Yang harus dilakukan Danantara untuk mengurangi potensi penurunan aset adalah mengenali satu per satu masalah di setiap BUMN.
"Danantara harus melakukan pemetaan dulu. Identifikasi masalah di setiap BUMN. Karakternya bagaimana. Problemnya apa saja. Punya aset apa. Kalau sudah diidentifikasi kan tahu apa yang harus dilakukan. Itu yang namanya policy based on research. Harus ada pemetaan dulu," paparnya.
Pendekatan berbasis data dan riset ini sangat penting untuk penanganan yang tepat sasaran.
Dengan begitu, Sri menggambarkan tindakan yang mesti diambil Danantara. Yakni harus selalu melakukan pemetaan.

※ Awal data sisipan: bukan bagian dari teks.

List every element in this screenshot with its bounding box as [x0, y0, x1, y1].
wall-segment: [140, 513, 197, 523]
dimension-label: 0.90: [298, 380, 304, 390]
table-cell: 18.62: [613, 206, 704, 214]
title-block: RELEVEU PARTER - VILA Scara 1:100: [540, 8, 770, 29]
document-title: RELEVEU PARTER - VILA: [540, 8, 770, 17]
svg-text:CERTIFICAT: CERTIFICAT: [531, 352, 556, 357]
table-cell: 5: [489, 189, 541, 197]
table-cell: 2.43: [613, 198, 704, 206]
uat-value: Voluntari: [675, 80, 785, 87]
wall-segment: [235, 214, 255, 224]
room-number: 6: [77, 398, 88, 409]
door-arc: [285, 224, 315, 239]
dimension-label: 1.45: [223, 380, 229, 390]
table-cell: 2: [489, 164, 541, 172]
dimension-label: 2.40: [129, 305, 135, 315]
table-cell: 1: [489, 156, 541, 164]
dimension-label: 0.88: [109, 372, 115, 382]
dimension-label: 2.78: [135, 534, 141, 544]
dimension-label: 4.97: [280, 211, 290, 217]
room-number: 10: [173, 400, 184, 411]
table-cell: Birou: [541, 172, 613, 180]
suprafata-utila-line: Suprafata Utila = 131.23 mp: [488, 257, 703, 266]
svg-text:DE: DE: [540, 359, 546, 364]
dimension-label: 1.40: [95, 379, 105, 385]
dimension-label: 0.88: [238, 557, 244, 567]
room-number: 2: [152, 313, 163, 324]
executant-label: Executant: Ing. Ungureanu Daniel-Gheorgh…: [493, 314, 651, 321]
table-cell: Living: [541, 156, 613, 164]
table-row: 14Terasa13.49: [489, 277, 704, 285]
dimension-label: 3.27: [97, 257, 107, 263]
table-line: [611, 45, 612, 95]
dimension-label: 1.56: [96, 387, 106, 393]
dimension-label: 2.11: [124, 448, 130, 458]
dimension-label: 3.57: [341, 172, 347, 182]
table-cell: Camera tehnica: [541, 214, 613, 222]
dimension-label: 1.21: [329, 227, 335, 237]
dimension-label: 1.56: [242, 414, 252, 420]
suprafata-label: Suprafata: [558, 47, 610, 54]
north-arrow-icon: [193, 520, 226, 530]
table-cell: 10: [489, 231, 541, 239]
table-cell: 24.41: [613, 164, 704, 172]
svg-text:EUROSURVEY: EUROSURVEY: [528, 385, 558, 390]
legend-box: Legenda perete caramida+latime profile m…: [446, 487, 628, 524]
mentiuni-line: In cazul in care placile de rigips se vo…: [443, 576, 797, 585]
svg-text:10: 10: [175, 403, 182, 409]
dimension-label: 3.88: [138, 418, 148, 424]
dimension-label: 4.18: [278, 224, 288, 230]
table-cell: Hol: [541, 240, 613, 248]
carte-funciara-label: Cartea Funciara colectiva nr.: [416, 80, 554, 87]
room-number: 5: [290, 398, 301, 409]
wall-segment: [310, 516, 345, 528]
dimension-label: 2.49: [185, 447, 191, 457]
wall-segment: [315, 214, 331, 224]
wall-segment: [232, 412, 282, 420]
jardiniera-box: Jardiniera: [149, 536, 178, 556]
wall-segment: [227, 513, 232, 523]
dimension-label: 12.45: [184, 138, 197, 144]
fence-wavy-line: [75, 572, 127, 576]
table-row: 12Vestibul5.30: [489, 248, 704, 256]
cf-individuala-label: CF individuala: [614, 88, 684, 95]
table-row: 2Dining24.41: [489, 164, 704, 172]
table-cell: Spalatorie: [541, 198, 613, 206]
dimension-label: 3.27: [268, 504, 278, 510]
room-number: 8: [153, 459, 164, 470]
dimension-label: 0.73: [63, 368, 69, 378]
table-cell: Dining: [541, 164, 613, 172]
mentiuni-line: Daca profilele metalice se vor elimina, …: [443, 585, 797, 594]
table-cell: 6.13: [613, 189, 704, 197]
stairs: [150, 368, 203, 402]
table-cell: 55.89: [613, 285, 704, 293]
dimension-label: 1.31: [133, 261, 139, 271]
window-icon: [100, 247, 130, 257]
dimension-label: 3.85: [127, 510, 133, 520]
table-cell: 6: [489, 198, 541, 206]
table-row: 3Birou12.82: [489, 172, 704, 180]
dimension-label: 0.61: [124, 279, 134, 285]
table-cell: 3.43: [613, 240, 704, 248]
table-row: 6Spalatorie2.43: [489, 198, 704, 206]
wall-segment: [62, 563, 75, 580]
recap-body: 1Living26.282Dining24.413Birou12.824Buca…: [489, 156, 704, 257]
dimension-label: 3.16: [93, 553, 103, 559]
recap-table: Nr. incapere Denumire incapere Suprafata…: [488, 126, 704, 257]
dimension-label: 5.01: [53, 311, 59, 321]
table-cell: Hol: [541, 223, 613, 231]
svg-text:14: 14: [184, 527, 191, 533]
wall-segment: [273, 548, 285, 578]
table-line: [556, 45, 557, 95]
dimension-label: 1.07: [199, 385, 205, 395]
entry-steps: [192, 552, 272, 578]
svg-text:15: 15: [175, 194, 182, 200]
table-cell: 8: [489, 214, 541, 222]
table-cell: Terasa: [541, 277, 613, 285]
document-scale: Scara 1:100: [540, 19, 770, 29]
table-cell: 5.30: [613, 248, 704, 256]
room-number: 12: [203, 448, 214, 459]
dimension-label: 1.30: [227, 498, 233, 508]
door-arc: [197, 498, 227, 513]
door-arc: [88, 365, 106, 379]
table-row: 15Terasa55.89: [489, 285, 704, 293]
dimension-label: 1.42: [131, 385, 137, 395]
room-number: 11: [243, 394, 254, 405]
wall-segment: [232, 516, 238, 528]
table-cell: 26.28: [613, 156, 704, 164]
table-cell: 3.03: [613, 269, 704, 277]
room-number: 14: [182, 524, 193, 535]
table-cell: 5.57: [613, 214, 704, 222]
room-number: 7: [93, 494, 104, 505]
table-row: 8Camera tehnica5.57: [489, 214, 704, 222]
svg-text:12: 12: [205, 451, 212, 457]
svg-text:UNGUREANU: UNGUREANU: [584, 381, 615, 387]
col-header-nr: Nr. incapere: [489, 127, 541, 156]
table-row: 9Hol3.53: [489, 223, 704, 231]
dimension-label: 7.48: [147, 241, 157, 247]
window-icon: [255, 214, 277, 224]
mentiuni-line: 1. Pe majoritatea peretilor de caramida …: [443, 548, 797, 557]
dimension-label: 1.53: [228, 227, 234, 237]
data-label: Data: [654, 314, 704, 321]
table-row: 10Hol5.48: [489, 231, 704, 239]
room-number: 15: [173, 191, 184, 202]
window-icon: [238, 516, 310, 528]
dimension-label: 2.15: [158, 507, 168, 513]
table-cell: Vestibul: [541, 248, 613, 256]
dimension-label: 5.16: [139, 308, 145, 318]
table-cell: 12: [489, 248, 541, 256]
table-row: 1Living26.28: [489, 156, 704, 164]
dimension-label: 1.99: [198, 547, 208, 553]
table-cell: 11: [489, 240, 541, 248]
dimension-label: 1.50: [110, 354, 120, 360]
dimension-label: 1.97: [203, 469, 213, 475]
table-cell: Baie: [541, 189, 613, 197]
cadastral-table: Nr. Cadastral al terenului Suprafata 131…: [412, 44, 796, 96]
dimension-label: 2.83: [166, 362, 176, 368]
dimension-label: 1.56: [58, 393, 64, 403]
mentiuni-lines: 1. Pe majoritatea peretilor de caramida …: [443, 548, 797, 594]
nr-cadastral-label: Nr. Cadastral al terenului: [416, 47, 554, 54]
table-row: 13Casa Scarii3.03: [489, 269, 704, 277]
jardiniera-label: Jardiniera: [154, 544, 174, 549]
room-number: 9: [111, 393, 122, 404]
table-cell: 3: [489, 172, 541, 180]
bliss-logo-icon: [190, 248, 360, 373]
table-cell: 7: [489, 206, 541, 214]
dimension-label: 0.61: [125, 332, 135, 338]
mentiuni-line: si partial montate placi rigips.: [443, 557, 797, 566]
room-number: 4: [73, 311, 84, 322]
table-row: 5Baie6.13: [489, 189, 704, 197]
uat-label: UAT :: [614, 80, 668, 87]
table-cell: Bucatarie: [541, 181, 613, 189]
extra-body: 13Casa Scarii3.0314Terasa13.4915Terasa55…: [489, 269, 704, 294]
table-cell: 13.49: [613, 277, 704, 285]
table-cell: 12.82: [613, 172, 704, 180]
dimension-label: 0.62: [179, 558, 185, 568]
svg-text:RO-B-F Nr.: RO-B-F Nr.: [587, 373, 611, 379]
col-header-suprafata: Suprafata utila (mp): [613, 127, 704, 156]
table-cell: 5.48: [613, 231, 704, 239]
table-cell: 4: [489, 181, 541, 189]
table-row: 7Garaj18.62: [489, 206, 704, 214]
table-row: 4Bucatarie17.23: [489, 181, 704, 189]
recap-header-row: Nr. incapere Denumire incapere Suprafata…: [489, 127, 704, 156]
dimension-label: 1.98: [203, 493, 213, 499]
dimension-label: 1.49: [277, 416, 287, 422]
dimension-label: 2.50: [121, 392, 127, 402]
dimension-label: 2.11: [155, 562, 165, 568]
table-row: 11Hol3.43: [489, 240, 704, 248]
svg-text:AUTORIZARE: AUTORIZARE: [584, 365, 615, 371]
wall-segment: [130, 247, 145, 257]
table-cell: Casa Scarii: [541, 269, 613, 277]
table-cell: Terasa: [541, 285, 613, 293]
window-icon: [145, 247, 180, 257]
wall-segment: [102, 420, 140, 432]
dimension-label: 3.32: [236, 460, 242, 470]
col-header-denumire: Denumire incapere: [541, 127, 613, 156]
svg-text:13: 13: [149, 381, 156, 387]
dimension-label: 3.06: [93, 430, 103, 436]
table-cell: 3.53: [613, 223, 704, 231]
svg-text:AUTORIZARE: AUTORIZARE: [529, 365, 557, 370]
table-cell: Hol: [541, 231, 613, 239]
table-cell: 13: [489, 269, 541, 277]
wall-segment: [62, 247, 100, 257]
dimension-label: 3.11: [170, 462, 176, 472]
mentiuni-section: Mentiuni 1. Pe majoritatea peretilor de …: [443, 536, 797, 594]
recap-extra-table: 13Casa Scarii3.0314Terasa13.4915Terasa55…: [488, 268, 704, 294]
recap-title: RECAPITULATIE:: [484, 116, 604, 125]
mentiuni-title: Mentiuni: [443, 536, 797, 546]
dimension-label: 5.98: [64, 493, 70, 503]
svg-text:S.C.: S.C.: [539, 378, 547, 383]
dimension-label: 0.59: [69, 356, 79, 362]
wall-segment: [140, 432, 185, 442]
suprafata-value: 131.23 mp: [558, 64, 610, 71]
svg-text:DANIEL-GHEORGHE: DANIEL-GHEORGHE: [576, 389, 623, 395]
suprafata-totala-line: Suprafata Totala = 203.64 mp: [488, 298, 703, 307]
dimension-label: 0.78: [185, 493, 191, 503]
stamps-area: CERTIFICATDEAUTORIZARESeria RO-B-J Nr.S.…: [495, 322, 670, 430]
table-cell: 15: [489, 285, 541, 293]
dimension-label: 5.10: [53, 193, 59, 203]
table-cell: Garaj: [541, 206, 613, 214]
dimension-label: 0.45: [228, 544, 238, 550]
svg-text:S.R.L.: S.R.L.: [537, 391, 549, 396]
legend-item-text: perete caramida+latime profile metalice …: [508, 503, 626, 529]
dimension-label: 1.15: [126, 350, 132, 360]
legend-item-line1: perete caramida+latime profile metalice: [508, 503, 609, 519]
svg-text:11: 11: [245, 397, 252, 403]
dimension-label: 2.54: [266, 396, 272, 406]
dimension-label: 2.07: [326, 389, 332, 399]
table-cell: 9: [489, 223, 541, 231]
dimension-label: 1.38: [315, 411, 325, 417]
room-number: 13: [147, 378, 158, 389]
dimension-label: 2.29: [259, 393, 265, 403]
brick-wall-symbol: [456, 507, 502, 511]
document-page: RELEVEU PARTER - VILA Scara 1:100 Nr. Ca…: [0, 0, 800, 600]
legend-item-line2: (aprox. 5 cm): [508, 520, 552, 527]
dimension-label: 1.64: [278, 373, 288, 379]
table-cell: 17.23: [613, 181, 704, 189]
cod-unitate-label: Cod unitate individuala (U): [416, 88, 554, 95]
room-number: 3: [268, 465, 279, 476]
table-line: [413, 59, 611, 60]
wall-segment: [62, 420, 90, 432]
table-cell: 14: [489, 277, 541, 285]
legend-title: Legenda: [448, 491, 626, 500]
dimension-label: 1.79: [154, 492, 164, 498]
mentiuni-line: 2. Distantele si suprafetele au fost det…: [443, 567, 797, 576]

"Base mapping-nya Temasek ya. Temasek di Singapura itu sebagai holding dari BUMN. Nah, Danantara posisinya kurang lebih seperti Temasek dan Khazanah," jelas Sri menunjuk pada benchmark kelas dunia.
Sri Astusi juga menyarankan kemunkinan dilakukan merger untuk BUMN yang model bisnisnya serupa.
“Biar lebih efektif gitu kan. Karena ada yang aktivitas atau aktivitas ekonominya sama. Karakternya juga sama. Apakah ini bisa disatukan. Jika memungkinkan merger untuk efisiensi,” tukasnya.
Danantara Indonesia harus dapat membuktikan kepada masyarakat bisa melakukan peningkatan aset BUMN seperti yang amanatkan Presiden Prabowo.
Ia berharap Danantara Indonesia bisa profitable hingga dapat meningkatkan aset BUMN.
"Saya berharap Danantara ini seperti halnya dengan sovereign wealth fund yang lain. Entah itu dalam bentuk infrastruktur atau terkait dengan, misalnya, mendorong untuk lebih tercipta valorisasi. Sehingga multiplier effect-nya itu ada di masyarakat Indonesia," harap Sri, menyoroti dampak positif bagi masyarakat.
Harapan Baru Bagi Kemajuan Bangsa
Terpisah, pakar ekonomi digital CELIOS, Nailul Huda, menilai berdirinya Danantara, investasi yang dihasilkan akan jauh lebih banyak dan berkualitas.
"Tujuan pembentukan Danantara adalah membuat BUMN menjadi lebih mandiri dan terbebas dari kepentingan birokrasi," tegas Nailul saat dihubungi Disway.
Dia menggarisbawahi akar masalah inefisiensi BUMN selama ini. Menurutnya, porsi investasi BUMN selama ini sangat rendah. Belum optimal.